If it appears that an attack is imminent, then the observer would report straight to the local law enforcement emergency line, such as 9-1-1.
Random antiterrorism measures
How do we address a terrorist group that might be watching a facility without being detected? We randomly change the security measures used every day, complicating their attempts to figure out what the security plan is. These Random Antiterrorism Measures are particularly useful – they complicate terrorist attack planning and they sow doubt, as the terrorists may suspect that they’ve been discovered and that the changes are a response to it. For example, on Monday they might observe that there are two guards at the gate. On Tuesday, there are three. On Wednesday, they see two guards as the gate, but they are checking the identification of everyone who passes through. On Thursday the two guards have suspended ID checks, but instead are randomly checking the trunks and backseats of all vehicles going through the gate. On Friday there is a police cruiser parked near the gate for several hours. By then, the terrorists don’t know what to expect the next day and will likely determine that it is too hard a target and will move on.
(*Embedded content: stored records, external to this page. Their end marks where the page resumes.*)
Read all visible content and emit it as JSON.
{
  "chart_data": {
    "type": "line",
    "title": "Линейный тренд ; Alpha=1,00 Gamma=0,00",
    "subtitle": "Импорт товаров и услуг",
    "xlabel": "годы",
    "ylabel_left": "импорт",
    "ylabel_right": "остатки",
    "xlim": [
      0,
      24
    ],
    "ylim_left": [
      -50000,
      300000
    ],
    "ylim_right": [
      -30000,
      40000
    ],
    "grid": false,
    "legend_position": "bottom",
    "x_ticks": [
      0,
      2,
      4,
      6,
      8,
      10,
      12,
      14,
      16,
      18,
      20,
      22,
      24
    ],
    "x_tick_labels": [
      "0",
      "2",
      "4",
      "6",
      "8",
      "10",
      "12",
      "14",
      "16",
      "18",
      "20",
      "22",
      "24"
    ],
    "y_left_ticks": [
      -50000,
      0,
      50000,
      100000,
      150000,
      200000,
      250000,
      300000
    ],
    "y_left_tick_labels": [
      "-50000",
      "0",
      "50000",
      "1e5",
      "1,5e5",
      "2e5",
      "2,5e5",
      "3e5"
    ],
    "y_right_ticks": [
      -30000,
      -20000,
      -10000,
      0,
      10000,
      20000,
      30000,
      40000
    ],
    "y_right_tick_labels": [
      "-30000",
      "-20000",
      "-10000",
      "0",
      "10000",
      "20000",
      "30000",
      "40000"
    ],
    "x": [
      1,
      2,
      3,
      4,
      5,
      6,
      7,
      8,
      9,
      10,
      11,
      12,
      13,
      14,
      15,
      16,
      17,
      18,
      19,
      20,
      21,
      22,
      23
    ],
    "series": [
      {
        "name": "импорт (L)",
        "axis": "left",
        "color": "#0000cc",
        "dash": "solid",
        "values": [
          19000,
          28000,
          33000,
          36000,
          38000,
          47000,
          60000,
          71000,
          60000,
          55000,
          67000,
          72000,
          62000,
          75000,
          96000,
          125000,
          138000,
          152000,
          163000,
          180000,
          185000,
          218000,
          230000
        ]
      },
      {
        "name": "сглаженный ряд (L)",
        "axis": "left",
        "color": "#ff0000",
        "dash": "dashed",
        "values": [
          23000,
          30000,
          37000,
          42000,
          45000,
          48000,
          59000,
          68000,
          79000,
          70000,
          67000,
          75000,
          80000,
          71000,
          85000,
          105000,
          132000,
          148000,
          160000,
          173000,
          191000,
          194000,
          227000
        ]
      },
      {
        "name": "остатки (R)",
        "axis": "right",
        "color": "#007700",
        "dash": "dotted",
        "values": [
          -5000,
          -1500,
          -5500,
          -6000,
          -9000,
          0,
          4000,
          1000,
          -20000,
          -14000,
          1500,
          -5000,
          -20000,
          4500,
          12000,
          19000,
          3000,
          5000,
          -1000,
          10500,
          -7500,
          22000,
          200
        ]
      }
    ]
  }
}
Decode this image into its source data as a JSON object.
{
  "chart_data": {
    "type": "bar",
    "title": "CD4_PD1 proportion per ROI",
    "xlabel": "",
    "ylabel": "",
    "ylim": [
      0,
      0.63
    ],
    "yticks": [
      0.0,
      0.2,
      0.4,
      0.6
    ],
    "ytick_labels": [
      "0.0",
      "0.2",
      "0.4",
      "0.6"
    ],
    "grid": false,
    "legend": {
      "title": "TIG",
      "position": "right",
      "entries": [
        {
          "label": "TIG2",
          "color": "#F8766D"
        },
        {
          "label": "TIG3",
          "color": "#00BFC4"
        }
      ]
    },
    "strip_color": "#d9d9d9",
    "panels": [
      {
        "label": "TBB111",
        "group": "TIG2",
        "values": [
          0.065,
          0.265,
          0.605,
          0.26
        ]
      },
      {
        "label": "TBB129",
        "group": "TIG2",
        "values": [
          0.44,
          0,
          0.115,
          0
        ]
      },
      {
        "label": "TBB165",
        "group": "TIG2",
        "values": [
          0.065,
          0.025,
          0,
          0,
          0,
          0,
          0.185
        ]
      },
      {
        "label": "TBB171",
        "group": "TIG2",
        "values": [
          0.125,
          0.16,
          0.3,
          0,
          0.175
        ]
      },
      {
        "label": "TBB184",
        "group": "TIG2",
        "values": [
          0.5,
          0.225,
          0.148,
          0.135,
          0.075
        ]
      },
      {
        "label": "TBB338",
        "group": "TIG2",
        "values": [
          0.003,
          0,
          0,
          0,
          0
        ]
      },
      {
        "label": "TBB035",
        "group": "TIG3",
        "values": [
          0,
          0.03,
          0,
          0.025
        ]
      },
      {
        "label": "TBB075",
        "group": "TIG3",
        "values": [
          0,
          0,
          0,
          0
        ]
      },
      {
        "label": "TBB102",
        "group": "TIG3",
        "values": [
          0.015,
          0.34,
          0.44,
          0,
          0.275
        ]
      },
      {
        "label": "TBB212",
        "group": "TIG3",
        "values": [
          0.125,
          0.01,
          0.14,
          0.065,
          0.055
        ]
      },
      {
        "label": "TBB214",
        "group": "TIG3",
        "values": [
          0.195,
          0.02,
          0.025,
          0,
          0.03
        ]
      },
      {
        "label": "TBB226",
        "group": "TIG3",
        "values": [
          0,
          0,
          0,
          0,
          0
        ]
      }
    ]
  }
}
| Success in antiterrorism is not random at all, but is the result of careful analysis, planning, and execution [view larger image] |
![[view larger image]](https://www.sourcesecurity.com/img/moreimages/2017%20press%20releases/anti%20terror%20planning%20diagram.png){kind=link}
Response planning
Response planning is something that most facilities do, but in addition to the usual fire and evacuation planning, they should include actions upon discovery of suspected or real surveillance and all the activities watched for in the Observation plan. Included in response planning should be all the potential scenarios identified in the TVA.
Preventing terrorist attacks is a process by which we convince the terrorists that they are unlikely to be successful and by doing so inducing them to move on. Success in antiterrorism is not random at all, but is the result of careful analysis, planning and execution.